There have been dramatic advancements in the diagnosis and treatment of idiopathic MN after the identification of anti-PLA2R autoantibody as the putative pathogenic factor in primary MN [19]. It was noted that a high proportion of patients with idiopathic MN have circulating antibodies to the M-type phospholipase A2 receptor (PLA2R), a transmembrane protein located on podocytes (sensitivity and specificity >75%) [20]. A recent study on anti-PLA2R antibodies in patients with allogeneic SCT-associated MN showed a uniform absence of these antibodies [21]. MN and other immune-mediated glomerulonephritis in allogeneic transplant patients may thus represent a form of ‘kidney-specific’ chronic GVHD, in which donor immune cell-induced alloantibodies may target podocyte antigens/proteins specific for the recipient but not present in the donor.

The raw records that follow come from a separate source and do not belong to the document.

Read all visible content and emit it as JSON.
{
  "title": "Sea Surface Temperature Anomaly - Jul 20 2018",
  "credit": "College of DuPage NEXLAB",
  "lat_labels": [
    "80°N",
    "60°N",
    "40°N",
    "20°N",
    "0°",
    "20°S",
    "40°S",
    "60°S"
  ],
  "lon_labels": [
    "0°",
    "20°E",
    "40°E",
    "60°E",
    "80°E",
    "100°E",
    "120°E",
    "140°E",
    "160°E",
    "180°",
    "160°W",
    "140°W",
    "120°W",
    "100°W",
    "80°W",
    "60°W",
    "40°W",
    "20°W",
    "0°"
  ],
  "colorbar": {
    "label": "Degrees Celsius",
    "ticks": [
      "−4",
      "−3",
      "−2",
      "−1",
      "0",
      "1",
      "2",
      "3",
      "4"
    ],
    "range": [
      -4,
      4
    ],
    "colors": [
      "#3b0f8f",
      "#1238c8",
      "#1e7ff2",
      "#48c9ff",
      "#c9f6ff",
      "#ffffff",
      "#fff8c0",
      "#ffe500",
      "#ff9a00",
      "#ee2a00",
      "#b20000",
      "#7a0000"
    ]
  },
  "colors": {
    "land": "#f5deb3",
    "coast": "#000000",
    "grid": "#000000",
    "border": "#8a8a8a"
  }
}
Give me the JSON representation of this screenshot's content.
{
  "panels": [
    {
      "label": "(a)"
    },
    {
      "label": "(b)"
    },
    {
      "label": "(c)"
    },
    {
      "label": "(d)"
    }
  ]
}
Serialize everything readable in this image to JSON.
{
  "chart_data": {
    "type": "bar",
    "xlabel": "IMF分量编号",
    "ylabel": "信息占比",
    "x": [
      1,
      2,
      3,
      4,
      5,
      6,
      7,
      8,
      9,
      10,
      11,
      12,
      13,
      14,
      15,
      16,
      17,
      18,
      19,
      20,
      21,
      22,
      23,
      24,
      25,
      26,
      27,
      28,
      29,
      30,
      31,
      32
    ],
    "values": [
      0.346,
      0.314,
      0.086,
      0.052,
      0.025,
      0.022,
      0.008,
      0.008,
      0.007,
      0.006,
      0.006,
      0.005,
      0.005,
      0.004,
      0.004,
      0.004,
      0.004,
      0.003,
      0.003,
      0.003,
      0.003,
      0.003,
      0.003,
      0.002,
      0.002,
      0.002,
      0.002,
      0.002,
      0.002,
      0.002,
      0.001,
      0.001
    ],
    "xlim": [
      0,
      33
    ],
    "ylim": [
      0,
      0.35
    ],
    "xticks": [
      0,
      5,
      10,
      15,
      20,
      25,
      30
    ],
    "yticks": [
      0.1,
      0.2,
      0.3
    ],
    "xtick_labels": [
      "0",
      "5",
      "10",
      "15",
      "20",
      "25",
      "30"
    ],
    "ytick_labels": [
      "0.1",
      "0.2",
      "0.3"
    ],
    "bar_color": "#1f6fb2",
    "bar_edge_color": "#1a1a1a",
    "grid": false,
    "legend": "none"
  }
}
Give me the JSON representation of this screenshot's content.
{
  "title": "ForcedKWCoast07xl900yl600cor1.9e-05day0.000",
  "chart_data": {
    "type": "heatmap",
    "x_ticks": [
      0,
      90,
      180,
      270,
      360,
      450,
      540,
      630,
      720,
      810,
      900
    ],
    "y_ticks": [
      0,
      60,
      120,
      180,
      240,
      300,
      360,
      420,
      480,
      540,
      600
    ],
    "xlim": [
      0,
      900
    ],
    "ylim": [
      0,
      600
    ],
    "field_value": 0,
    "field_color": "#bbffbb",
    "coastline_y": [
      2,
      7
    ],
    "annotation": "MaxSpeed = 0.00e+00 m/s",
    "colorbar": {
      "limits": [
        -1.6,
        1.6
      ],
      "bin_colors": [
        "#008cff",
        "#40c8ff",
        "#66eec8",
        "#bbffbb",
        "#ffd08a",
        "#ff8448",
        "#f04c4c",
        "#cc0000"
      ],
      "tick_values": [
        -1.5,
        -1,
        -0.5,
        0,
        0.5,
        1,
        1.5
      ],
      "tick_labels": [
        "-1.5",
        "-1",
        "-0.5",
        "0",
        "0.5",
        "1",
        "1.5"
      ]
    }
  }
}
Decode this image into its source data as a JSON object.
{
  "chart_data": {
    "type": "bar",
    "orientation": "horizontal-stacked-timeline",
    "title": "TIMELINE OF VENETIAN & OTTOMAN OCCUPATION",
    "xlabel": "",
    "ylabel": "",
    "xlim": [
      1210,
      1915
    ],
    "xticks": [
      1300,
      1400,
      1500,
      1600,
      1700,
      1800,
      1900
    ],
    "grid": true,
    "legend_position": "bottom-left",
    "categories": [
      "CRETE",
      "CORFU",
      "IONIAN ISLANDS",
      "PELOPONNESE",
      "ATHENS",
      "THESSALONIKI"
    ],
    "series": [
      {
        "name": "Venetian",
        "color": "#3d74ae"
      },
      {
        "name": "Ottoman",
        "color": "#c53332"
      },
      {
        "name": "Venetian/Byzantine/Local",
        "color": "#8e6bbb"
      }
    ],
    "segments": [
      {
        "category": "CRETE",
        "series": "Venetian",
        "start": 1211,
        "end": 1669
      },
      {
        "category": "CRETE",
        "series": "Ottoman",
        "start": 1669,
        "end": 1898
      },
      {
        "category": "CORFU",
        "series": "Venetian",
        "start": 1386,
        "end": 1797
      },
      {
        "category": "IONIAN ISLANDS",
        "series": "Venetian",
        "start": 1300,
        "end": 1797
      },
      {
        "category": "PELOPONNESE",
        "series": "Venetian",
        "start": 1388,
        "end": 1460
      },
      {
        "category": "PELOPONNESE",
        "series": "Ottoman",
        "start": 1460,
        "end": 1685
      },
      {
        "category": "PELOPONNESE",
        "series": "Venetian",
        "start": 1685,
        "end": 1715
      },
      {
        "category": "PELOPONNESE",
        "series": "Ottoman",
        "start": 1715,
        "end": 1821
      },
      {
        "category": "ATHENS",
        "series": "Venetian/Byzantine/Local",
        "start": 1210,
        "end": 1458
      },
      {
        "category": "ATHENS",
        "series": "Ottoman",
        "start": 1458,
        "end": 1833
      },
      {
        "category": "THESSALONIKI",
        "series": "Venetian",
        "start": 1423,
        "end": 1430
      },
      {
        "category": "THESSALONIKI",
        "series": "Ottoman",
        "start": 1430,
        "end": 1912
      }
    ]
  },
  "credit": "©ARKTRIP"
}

In autologous SCT populations, there have been reports of associated glomerular disease, as a result of any type of immune dysregulation. Based on a literature review published in 2010 [17], 6% of all patients with glomerulonephritis after HCT had received autologous transplants [13, 22, 23]. A systemic autoimmune syndrome resembling GVHD has been described in liver, skin and gastrointestinal tract as a milder form of GVHD. The failure to re-establish self-tolerance can lead to systemic autoimmunity (T-cell- and probably B-cell-mediated) and exacerbate or even mimic GVHD. Treatment for SCT-associated MN commonly includes steroids [24-26] and calcineurin inhibitors. Other immunosuppressants, such as cyclophosphamide, mycophenolate mofetil, chlorambucil and rituximab, have also been used [27-30]. In the case presented, corticosteroids were more beneficial in the treatment of the immune-mediated process as noted with the dramatic drop in proteinuria than with rituximab.

Conclusion

In conclusion, the case presented is an example in which autoimmunity has been induced after an autologous SCT and manifests as an immune-mediated glomerulonephritis with features suggestive of early MN. The glomerular deposition of IgG and complement components C3 and C4d further establishes the involvement of humoral immunity. The absence of anti-PLA2R antibody and the presence of electron-dense deposits in the mesangial areas render the possibility of the coincidental development of primary MN less likely. Failure to maintain self-tolerance after autologous SCT has resulted not in alloimmune antibodies as in the allogeneic SCT, but an antibody-mediated autoimmune glomerular disease.

Conflict of interest statement

All authors have read and approved the manuscript and declared no competing financial interests or other conflicts of interest.